I am one of the fortunate ones who do not own a car here at CSU. I feel for those of you who have been put through the ringer with excessive parking fines, aggrandizing late fees and just plain poor customer service. You are not alone.
It's tough to escape people who complain about parking here. It's an issue on many a person's tongue, and it's not just about the fines that are levied. It was a big enough issue, after all, to warrant a significant push on nearly every single candidate for Associated Students of CSU executive office's platform last spring.
But for some reason it's tough for someone who doesn't drive or park around campus to empathize with these sentiments.

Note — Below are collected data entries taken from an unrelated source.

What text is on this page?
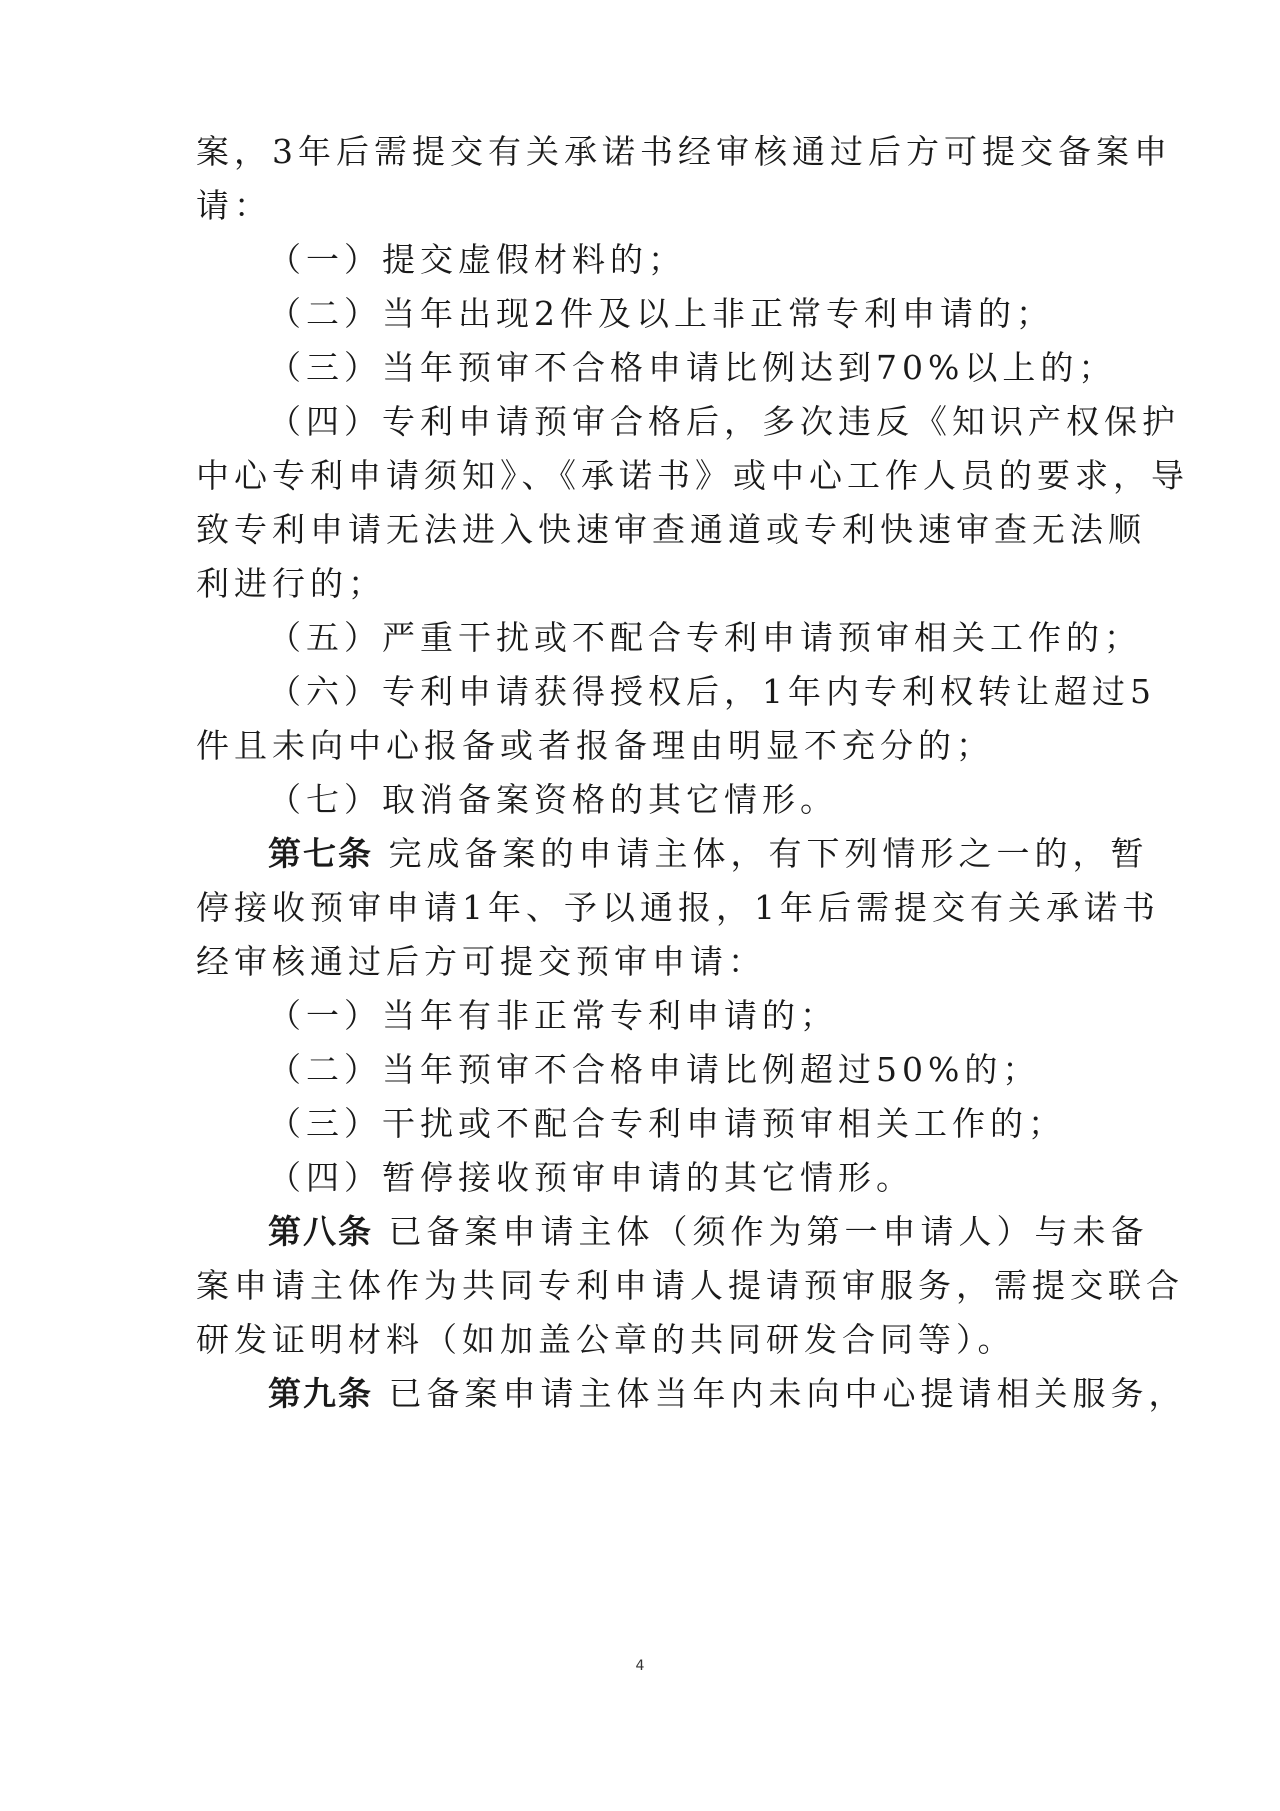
案，3年后需提交有关承诺书经审核通过后方可提交备案申
请：
（一）提交虚假材料的；
（二）当年出现2件及以上非正常专利申请的；
（三）当年预审不合格申请比例达到70%以上的；
（四）专利申请预审合格后，多次违反《知识产权保护
中心专利申请须知》、《承诺书》或中心工作人员的要求，导
致专利申请无法进入快速审查通道或专利快速审查无法顺
利进行的；
（五）严重干扰或不配合专利申请预审相关工作的；
（六）专利申请获得授权后，1年内专利权转让超过5
件且未向中心报备或者报备理由明显不充分的；
（七）取消备案资格的其它情形。
第七条 完成备案的申请主体，有下列情形之一的，暂
停接收预审申请1年、予以通报，1年后需提交有关承诺书
经审核通过后方可提交预审申请：
（一）当年有非正常专利申请的；
（二）当年预审不合格申请比例超过50%的；
（三）干扰或不配合专利申请预审相关工作的；
（四）暂停接收预审申请的其它情形。
第八条 已备案申请主体（须作为第一申请人）与未备
案申请主体作为共同专利申请人提请预审服务，需提交联合
研发证明材料（如加盖公章的共同研发合同等）。
第九条 已备案申请主体当年内未向中心提请相关服务，
4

That was until last week, for me, when I too was forced to traverse the hellish gauntlet that is parking services.
Like I said, I do not do very much driving around here. And so, after borrowing a friend's car for the day, I made the catastrophic mistake of pulling into the south entrance of the "U" lot between the Durrell Center and the Lory Apartments. As I pulled into the lot, I noticed the blue sign that said something to the effect of "No parking anytime without permit."
Instead of immediately throwing the car into reverse and backing out blindly into the street (which is basically what the woman at Green Hall's front desk told me to do), I figured I would drive to the other end of the parking lot, go out the exit there and park elsewhere.

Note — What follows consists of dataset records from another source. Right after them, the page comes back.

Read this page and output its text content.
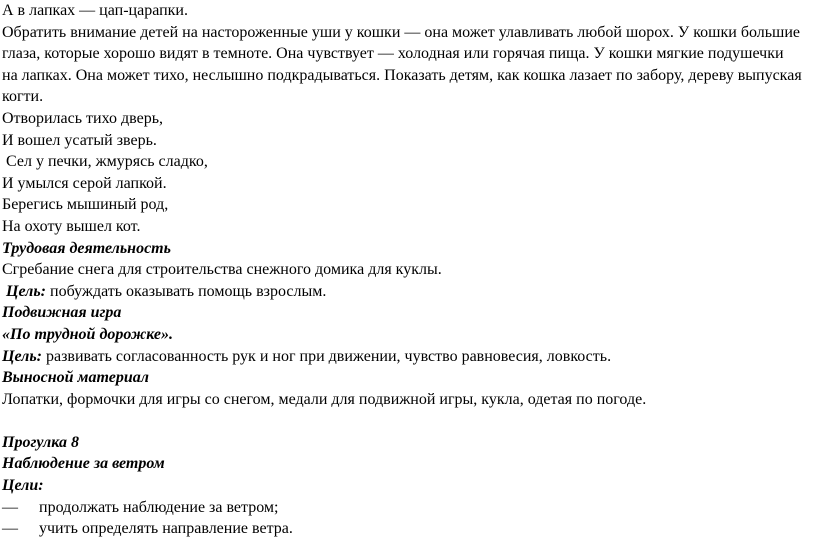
А в лапках — цап-царапки.

Обратить внимание детей на настороженные уши у кошки — она может улавливать любой шорох. У кошки большие глаза, которые хорошо видят в темноте. Она чувствует — холодная или горячая пища. У кошки мягкие подушечки на лапках. Она может тихо, неслышно подкрадываться. Показать детям, как кошка лазает по забору, дереву выпуская когти.

Отворилась тихо дверь,
И вошел усатый зверь.
Сел у печки, жмурясь сладко,
И умылся серой лапкой.
Берегись мышиный род,
На охоту вышел кот.
Трудовая деятельность
Сгребание снега для строительства снежного домика для куклы.
Цель: побуждать оказывать помощь взрослым.
Подвижная игра
«По трудной дорожке».
Цель: развивать согласованность рук и ног при движении, чувство равновесия, ловкость.
Выносной материал
Лопатки, формочки для игры со снегом, медали для подвижной игры, кукла, одетая по погоде.
Прогулка 8
Наблюдение за ветром
Цели:
— продолжать наблюдение за ветром;
— учить определять направление ветра.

However, as I pulled into the lot to do just that, I noticed another blue sign posted on the east side of Durrell with the same message, but it also had a large double-sided arrow printed below it. In an act that I now admit was a bit obtuse, I, of course, was fooled by the sign and parked in the lot next to, but seemingly not under the jurisdiction of, the sign.
I got out of the car at 6 p.m., and despite claims of there only being about 15 ticket-writers total who dole out citations on campus (anyone who has ever received a ticket around here knows that these people are ravenous – they will swoop down and give you a ticket before you can blink your eye), by 6:30 p.m., I had a ticket.

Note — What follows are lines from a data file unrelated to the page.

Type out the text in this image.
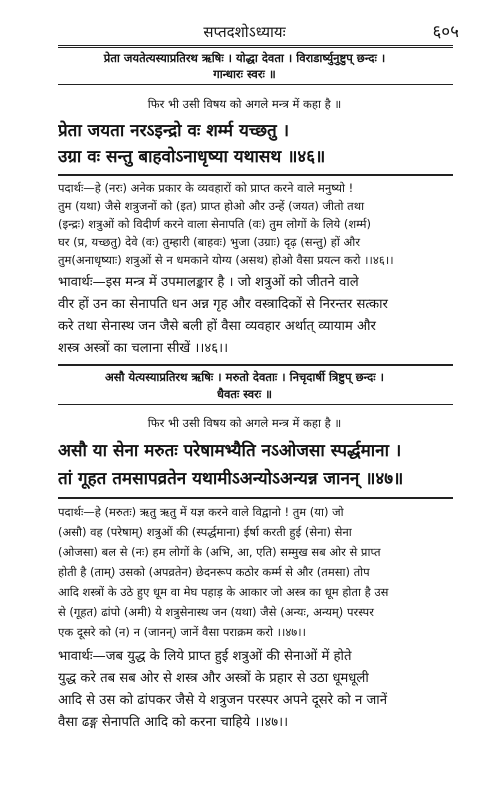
सप्तदशोऽध्यायः	६०५
प्रेता जयतेत्यस्याप्रतिरथ ऋषिः । योद्धा देवता । विराडार्ष्युनुष्टुप् छन्दः ।
गान्धारः स्वरः ॥
फिर भी उसी विषय को अगले मन्त्र में कहा है ॥
प्रेता जयता नरऽइन्द्रो वः शर्म्म यच्छतु ।
उग्रा वः सन्तु बाहवोऽनाधृष्या यथासथ ॥४६॥
पदार्थः—हे (नरः) अनेक प्रकार के व्यवहारों को प्राप्त करने वाले मनुष्यो !
तुम (यथा) जैसे शत्रुजनों को (इत) प्राप्त होओ और उन्हें (जयत) जीतो तथा
(इन्द्रः) शत्रुओं को विदीर्ण करने वाला सेनापति (वः) तुम लोगों के लिये (शर्म्म)
घर (प्र, यच्छतु) देवे (वः) तुम्हारी (बाहवः) भुजा (उग्राः) दृढ़ (सन्तु) हों और
तुम(अनाधृष्याः) शत्रुओं से न धमकाने योग्य (असथ) होओ वैसा प्रयत्न करो ।।४६।।
भावार्थः—इस मन्त्र में उपमालङ्कार है । जो शत्रुओं को जीतने वाले
वीर हों उन का सेनापति धन अन्न गृह और वस्त्रादिकों से निरन्तर सत्कार
करे तथा सेनास्थ जन जैसे बली हों वैसा व्यवहार अर्थात् व्यायाम और
शस्त्र अस्त्रों का चलाना सीखें ।।४६।।
असौ येत्यस्याप्रतिरथ ऋषिः । मरुतो देवताः । निचृदार्षी त्रिष्टुप् छन्दः ।
धैवतः स्वरः ॥
फिर भी उसी विषय को अगले मन्त्र में कहा है ॥
असौ या सेना मरुतः परेषामभ्यैति नऽओजसा स्पर्द्धमाना ।
तां गूहत तमसापव्रतेन यथामीऽअन्योऽअन्यन्न जानन् ॥४७॥
पदार्थः—हे (मरुतः) ऋतु ऋतु में यज्ञ करने वाले विद्वानो ! तुम (या) जो
(असौ) वह (परेषाम्) शत्रुओं की (स्पर्द्धमाना) ईर्षा करती हुई (सेना) सेना
(ओजसा) बल से (नः) हम लोगों के (अभि, आ, एति) सम्मुख सब ओर से प्राप्त
होती है (ताम्) उसको (अपव्रतेन) छेदनरूप कठोर कर्म्म से और (तमसा) तोप
आदि शस्त्रों के उठे हुए धूम वा मेघ पहाड़ के आकार जो अस्त्र का धूम होता है उस
से (गूहत) ढांपो (अमी) ये शत्रुसेनास्थ जन (यथा) जैसे (अन्यः, अन्यम्) परस्पर
एक दूसरे को (न) न (जानन्) जानें वैसा पराक्रम करो ।।४७।।
भावार्थः—जब युद्ध के लिये प्राप्त हुई शत्रुओं की सेनाओं में होते
युद्ध करे तब सब ओर से शस्त्र और अस्त्रों के प्रहार से उठा धूमधूली
आदि से उस को ढांपकर जैसे ये शत्रुजन परस्पर अपने दूसरे को न जानें
वैसा ढङ्ग सेनापति आदि को करना चाहिये ।।४७।।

Originally enraged, I was soon quelled by the fact that I could raise an appeal with parking services.
Ah, sweet democracy, I thought. You've gone and reared your righteous and ever-just head again.
So the next week, I took a stroll down to Green Hall, hoping to make my case and ask for an appeal (an appeal to idiocy is an appeal nonetheless) on the citation.
When I got there, however, I was "greeted" by the aforementioned woman who acted as no less than judge, jury and executioner. She shot down my appeal, led me to believe that I would have to pay the $10 appeal fee no matter the outcome (which is blatantly untrue), gravely insulted my intelligence and effectively bullied me into paying my fee. I cannot even begin to describe how utterly appalled I was at this situation, and I can only say that I would not wish this woman's wrath on even my worst of enemies.
For me it's not even about the citation anymore (although I still feel for those of you forced to find a spot on campus); the problems with parking services go much deeper than ill-conceived and sometimes confoundingly marked student and faculty lots and an army of ticket writers that seems more like a few hundred rather than just a few.
I am simply amazed by how, even down to the customer service, parking service fails so many students and faculty alike on so many levels.
I can't say for sure what needs to be done, but what I can say is something's got to give. I am positive that I am not the only student around here who is disenfranchised with University Parking Services.
Let's get our heads together and give parking services the collective boot.
John Walsh is a sophomore technical journalism major. His column runs every other Tuesday in the Collegian.